In view of this, I would view [Ms B's] conduct with mild disapproval."
[1] Inadequate blood circulation due to failure of the heart.
[2] Right 4(1) states: "Every consumer has the right to have services provided with reasonable care and skill."
[3] This refers to the hospital section of Northbridge Lifecare Trust.
[4] Used for the treatment of hypertension and congestive heart failure.
[5] A diuretic.
[6] A blood thinning drug.
[7] Used to prevent excessive blood clotting.
[8] A laxative.
[9] Used to treat high cholesterol.
[10] Used to treat osteoporosis.
[11] Used to treat dry skin.
[12] Thickens fluids.
[13] Ensure is a brand of nutritional supplement.
[14] A Needs Assessment is carried to determine the level of district health board disability support services a person is entitled to.

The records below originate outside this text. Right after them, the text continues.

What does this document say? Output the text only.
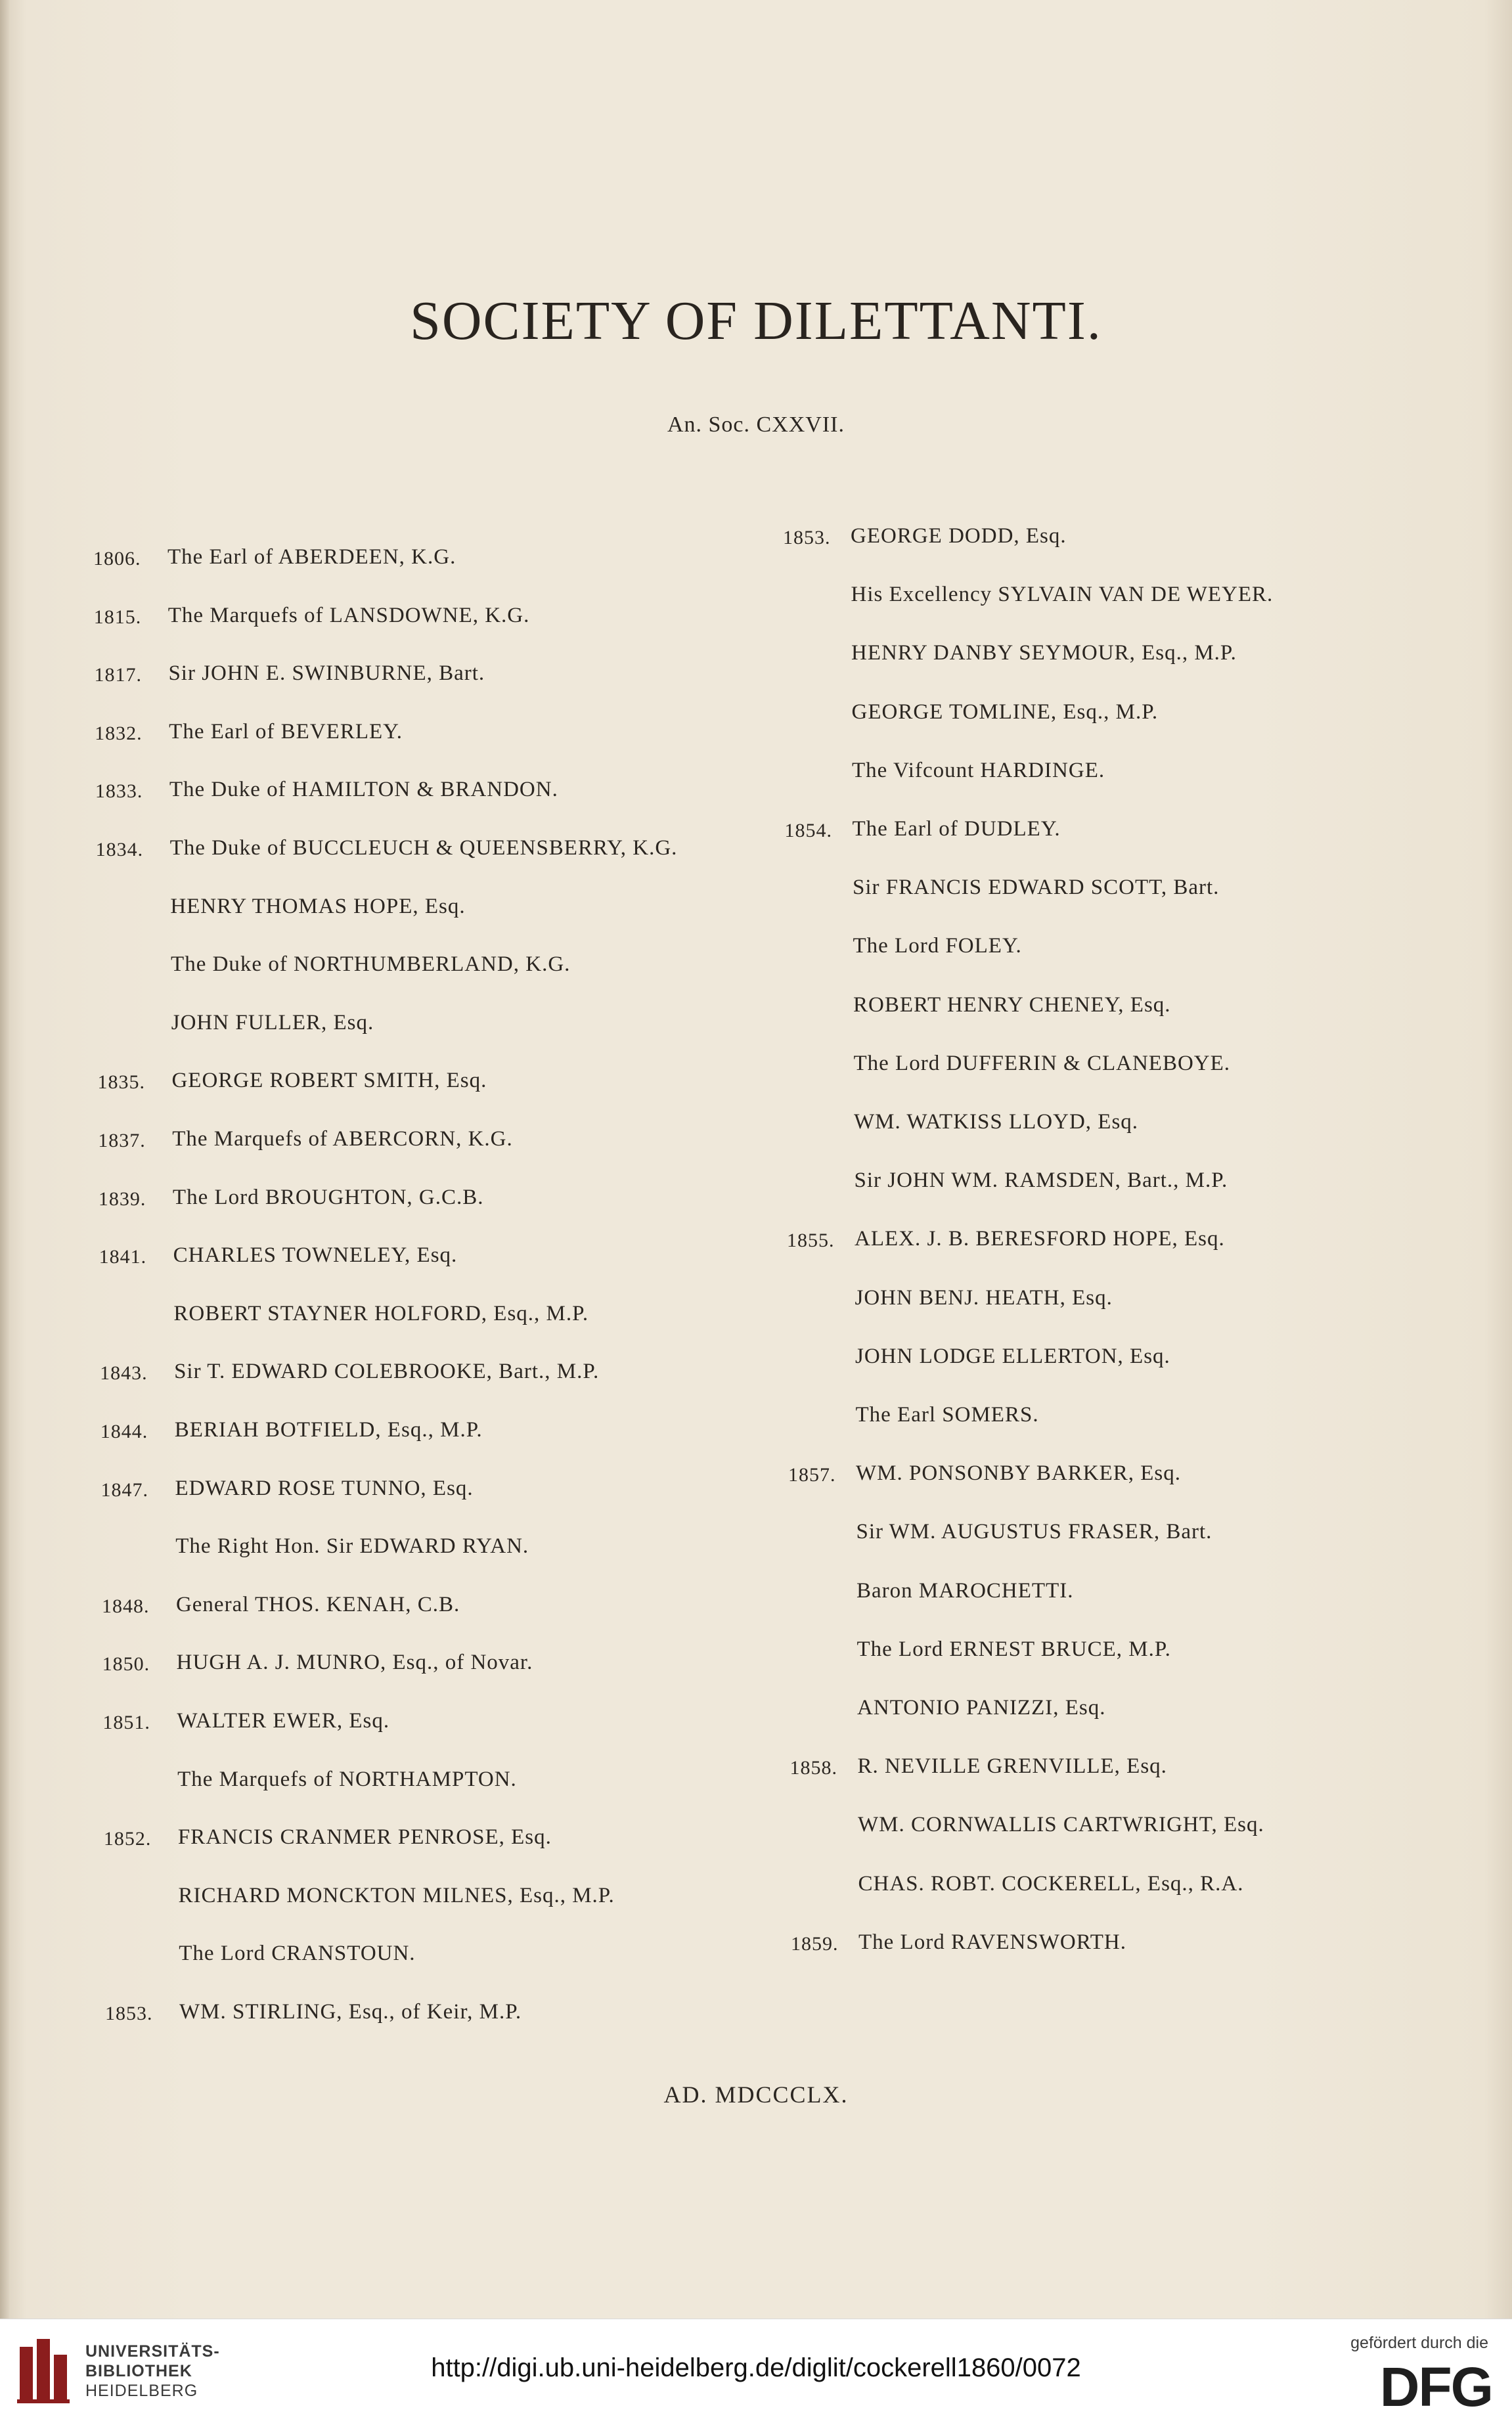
SOCIETY OF DILETTANTI.
An. Soc. CXXVII.
1806. The Earl of ABERDEEN, K.G.
1815. The Marquefs of LANSDOWNE, K.G.
1817. Sir JOHN E. SWINBURNE, Bart.
1832. The Earl of BEVERLEY.
1833. The Duke of HAMILTON & BRANDON.
1834. The Duke of BUCCLEUCH & QUEENSBERRY, K.G.
HENRY THOMAS HOPE, Esq.
The Duke of NORTHUMBERLAND, K.G.
JOHN FULLER, Esq.
1835. GEORGE ROBERT SMITH, Esq.
1837. The Marquefs of ABERCORN, K.G.
1839. The Lord BROUGHTON, G.C.B.
1841. CHARLES TOWNELEY, Esq.
ROBERT STAYNER HOLFORD, Esq., M.P.
1843. Sir T. EDWARD COLEBROOKE, Bart., M.P.
1844. BERIAH BOTFIELD, Esq., M.P.
1847. EDWARD ROSE TUNNO, Esq.
The Right Hon. Sir EDWARD RYAN.
1848. General THOS. KENAH, C.B.
1850. HUGH A. J. MUNRO, Esq., of Novar.
1851. WALTER EWER, Esq.
The Marquefs of NORTHAMPTON.
1852. FRANCIS CRANMER PENROSE, Esq.
RICHARD MONCKTON MILNES, Esq., M.P.
The Lord CRANSTOUN.
1853. WM. STIRLING, Esq., of Keir, M.P.
1853. GEORGE DODD, Esq.
His Excellency SYLVAIN VAN DE WEYER.
HENRY DANBY SEYMOUR, Esq., M.P.
GEORGE TOMLINE, Esq., M.P.
The Vifcount HARDINGE.
1854. The Earl of DUDLEY.
Sir FRANCIS EDWARD SCOTT, Bart.
The Lord FOLEY.
ROBERT HENRY CHENEY, Esq.
The Lord DUFFERIN & CLANEBOYE.
WM. WATKISS LLOYD, Esq.
Sir JOHN WM. RAMSDEN, Bart., M.P.
1855. ALEX. J. B. BERESFORD HOPE, Esq.
JOHN BENJ. HEATH, Esq.
JOHN LODGE ELLERTON, Esq.
The Earl SOMERS.
1857. WM. PONSONBY BARKER, Esq.
Sir WM. AUGUSTUS FRASER, Bart.
Baron MAROCHETTI.
The Lord ERNEST BRUCE, M.P.
ANTONIO PANIZZI, Esq.
1858. R. NEVILLE GRENVILLE, Esq.
WM. CORNWALLIS CARTWRIGHT, Esq.
CHAS. ROBT. COCKERELL, Esq., R.A.
1859. The Lord RAVENSWORTH.
AD. MDCCCLX.
UNIVERSITÄTS-
BIBLIOTHEK
HEIDELBERG
http://digi.ub.uni-heidelberg.de/diglit/cockerell1860/0072
gefördert durch die
DFG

[15] An infection causing acute diarrhoea.
[16] Norovirus is a virus causing gastroenteritis.
[17] Normal temperature is 37˚C.
[18] Normal systolic blood pressure is approximately 90-120mmHg
[19] A normal pulse rate is approximately 60-100bpm.
[20] Low blood pressure.
[21] Fast heart rate.
[22] Used to measure heart rate.
[23] Heart attack caused by decreased blood flow to the heart.
[24] HeathCERT is part of the Ministry of Health and is "responsible for ensuring hospitals, rest homes and residential disability care facilities provide safe and reasonable levels of service for consumers, as required under the Health and Disability Service (Safety) Act 2001. HealthCERT's role is to administer and enforce the legislation, issue certifications, review audit reports and manage legal issues."
[25] Diseases or conditions that co-exist with a primary disease/disorder, but they can also stand on their own as specific diseases.
[26] See: 08HDC20829
[27] With reference to the numerous […] that appear throughout Ms Baker's advice, these refer to page numbers of documents supplied to her by this Office and have been deleted in the interests of brevity.